Mounting the dummy is really a personal thing. To make it easier to mount, put a piece of wood 2 by 4 inside the dummy's body and when you drill through the dummy, the screws will have something to screw into. 
Look around on the internet to find different ideas on how to mount it.


----------



## Katsu Jin Ken (Jul 28, 2004)

also, what city are you in?


----------



## bart (Jul 29, 2004)

Hello,

If you study on your own, the chances are pretty good that you will miss most of the point of Wing Chun. There are several good instructors who have distance learning programs. You will have to make the trip to begin learning, but it will make all of the difference. The program usally involves you going and studying with them for a few days each year and then you working on what they give you with a study group. Wing Chun is a partner based style and you need other people to work out with.
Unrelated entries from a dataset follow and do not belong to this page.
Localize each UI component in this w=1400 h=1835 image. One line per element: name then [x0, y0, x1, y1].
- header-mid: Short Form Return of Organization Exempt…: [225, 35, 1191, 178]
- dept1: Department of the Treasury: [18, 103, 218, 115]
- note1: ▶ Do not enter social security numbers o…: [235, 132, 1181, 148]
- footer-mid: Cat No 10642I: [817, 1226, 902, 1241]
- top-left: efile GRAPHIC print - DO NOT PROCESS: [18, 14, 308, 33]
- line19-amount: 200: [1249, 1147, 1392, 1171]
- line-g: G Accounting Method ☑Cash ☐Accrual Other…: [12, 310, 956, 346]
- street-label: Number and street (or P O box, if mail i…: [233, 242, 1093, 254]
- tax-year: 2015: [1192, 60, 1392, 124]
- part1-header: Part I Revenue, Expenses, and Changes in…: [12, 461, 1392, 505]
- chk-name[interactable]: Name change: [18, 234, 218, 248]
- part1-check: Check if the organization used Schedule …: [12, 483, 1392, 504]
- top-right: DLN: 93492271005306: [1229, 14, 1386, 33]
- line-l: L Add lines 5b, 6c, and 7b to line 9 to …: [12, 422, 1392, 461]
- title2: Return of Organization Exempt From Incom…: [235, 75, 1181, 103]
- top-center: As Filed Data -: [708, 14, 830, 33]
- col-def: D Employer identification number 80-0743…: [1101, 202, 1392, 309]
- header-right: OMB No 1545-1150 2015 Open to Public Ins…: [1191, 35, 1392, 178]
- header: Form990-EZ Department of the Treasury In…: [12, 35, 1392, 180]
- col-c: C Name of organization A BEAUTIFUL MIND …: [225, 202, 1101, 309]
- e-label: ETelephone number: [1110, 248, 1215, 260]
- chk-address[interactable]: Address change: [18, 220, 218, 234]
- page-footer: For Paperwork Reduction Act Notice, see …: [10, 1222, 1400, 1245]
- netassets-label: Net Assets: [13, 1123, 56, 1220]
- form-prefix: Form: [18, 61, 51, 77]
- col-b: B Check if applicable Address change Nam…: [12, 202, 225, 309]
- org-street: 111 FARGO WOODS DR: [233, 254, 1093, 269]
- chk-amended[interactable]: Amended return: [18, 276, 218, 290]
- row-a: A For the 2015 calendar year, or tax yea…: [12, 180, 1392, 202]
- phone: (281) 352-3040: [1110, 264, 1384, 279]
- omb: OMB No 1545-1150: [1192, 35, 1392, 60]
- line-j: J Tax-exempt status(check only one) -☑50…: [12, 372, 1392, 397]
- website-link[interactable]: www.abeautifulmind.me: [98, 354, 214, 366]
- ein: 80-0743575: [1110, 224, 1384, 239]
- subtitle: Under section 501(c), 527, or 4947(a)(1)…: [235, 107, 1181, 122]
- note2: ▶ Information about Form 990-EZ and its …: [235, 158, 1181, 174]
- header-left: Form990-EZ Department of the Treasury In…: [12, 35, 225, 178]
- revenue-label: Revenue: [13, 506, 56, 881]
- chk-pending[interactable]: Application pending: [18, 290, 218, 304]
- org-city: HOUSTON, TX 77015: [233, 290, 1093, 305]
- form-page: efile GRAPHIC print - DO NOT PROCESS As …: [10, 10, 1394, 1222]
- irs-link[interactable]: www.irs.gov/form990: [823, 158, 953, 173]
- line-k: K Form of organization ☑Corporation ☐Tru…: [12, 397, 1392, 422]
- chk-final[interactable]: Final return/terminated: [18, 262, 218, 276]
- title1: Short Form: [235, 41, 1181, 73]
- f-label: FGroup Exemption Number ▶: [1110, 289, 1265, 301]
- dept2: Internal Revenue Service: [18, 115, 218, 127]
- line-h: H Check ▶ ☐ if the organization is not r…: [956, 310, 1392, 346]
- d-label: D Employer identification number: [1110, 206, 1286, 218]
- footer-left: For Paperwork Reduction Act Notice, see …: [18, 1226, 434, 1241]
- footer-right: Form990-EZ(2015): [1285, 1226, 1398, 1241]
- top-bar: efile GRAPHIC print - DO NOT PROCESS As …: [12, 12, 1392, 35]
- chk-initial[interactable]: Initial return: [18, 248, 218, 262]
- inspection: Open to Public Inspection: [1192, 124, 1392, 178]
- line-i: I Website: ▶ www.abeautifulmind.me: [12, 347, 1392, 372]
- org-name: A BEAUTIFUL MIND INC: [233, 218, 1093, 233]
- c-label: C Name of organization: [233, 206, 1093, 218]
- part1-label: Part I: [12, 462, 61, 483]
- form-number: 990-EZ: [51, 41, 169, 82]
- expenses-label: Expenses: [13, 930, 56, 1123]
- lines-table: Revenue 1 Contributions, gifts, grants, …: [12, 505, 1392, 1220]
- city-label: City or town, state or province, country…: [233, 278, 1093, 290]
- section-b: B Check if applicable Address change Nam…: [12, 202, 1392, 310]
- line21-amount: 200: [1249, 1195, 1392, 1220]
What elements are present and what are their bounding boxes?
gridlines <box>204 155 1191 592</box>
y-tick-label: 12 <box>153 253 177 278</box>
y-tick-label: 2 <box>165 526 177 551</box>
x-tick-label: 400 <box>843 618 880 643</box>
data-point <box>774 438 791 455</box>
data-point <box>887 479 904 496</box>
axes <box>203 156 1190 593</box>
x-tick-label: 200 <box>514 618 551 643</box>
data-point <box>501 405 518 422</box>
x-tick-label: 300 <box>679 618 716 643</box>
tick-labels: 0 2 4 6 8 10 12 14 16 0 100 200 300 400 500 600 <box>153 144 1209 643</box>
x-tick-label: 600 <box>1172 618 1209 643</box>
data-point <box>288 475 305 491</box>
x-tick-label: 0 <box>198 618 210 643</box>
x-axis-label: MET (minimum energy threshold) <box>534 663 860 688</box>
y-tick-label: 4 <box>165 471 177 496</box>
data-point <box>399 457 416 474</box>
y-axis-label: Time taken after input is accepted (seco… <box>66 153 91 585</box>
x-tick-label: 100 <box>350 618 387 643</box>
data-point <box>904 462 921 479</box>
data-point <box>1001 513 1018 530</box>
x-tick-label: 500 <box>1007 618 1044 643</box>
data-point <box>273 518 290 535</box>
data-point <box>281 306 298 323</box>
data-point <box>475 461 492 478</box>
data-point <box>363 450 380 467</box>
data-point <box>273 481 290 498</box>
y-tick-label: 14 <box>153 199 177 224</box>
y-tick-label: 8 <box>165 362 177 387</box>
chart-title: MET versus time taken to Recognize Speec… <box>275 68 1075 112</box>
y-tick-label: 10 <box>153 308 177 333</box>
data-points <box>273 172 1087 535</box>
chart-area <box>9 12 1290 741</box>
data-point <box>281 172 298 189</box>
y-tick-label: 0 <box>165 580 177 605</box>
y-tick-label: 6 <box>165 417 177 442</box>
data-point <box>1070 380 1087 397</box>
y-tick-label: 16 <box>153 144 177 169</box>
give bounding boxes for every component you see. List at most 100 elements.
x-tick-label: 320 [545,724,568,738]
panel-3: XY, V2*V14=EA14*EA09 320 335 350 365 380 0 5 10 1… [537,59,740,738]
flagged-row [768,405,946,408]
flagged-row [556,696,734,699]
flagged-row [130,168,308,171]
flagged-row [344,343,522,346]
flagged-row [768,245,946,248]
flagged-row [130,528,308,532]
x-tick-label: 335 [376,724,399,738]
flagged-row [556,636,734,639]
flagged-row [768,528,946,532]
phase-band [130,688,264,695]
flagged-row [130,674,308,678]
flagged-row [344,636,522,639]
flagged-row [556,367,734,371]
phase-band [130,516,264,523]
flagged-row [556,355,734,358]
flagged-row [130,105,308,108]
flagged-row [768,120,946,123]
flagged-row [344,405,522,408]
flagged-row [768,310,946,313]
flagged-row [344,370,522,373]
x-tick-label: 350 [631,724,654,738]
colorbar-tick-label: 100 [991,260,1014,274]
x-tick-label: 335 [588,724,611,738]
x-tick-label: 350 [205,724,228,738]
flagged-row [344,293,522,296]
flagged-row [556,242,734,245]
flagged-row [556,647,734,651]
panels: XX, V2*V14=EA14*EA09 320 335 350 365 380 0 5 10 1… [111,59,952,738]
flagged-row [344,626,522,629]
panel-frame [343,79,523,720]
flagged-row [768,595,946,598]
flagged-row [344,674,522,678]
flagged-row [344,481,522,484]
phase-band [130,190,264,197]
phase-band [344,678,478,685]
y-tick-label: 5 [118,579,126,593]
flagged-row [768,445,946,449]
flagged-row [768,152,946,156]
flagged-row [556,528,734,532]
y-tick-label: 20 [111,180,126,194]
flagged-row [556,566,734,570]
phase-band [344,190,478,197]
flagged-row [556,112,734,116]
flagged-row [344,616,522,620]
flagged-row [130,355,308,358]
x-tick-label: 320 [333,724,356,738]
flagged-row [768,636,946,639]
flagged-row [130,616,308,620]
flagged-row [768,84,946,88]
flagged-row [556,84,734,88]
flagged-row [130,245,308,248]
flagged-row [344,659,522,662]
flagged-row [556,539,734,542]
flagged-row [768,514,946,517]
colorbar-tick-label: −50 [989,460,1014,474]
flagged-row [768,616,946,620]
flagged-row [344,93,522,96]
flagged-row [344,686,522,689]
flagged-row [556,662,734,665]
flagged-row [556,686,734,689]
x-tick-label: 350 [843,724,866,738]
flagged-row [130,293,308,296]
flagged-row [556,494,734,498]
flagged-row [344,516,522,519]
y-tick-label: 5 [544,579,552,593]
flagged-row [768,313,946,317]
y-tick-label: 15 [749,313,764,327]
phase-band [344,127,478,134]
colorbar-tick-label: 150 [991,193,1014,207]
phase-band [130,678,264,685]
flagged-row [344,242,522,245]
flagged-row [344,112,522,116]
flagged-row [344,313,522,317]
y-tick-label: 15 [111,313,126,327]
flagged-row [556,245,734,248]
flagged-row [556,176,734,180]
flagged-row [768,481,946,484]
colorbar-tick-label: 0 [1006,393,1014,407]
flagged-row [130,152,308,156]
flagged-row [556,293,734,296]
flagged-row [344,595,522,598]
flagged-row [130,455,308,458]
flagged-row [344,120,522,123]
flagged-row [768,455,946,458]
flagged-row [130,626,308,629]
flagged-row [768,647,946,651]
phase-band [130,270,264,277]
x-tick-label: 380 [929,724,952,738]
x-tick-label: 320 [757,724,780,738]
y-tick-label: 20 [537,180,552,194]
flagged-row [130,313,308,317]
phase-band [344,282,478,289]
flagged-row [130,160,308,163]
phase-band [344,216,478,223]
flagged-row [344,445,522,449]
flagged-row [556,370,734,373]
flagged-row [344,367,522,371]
Solo training is just a small part of the whole. Really, I suggest seeking out a distance program. Emin Boztepe, William Cheung, Leung Ting, and others have had great success with their programs.


----------



## Katsu Jin Ken (Jul 29, 2004)

Eddie Chong, if he has a distance program do that.  He is the best IMO, plus he teaches Bak Mei (white eyebrow) as well.  Im learning his system of WC, i think its Pan Man and Yip Man lineage, not for sure, lineage mean nothing to me.


----------



## spatulahunter (Jul 31, 2004)

Katsu Jin Ken said:
			
		

> That being said, here are some plans for making a mook jong out of PVC pipe.  Not indestructable but it holds up pretty well for the most part.
> [/font]



take his word for it, these work really well for an at home dummy and they dont cost much to make, i think we paid a total of 60 dollars to build one and weve been using it for over a year


----------



## brothershaw (Aug 28, 2004)

Wing chun is definitely a style where even if you had a partner to work with it would be hard for you to get it from books and video, because they cant teach you how certain things are supposed to feel, and you would have to be extremely lucky to pick it up or figure it out on your own. That being said there are other styles where with a partner you would be much easier to self teach yourself to a degree, because they are more just about mechanics, and movements to be learned (very generally speaking).

As a side bar - looking at things in magazines can also be misleading because to an unfamiliar eye they might as well be doing karate. There is so much a still picture  can not convey.


----------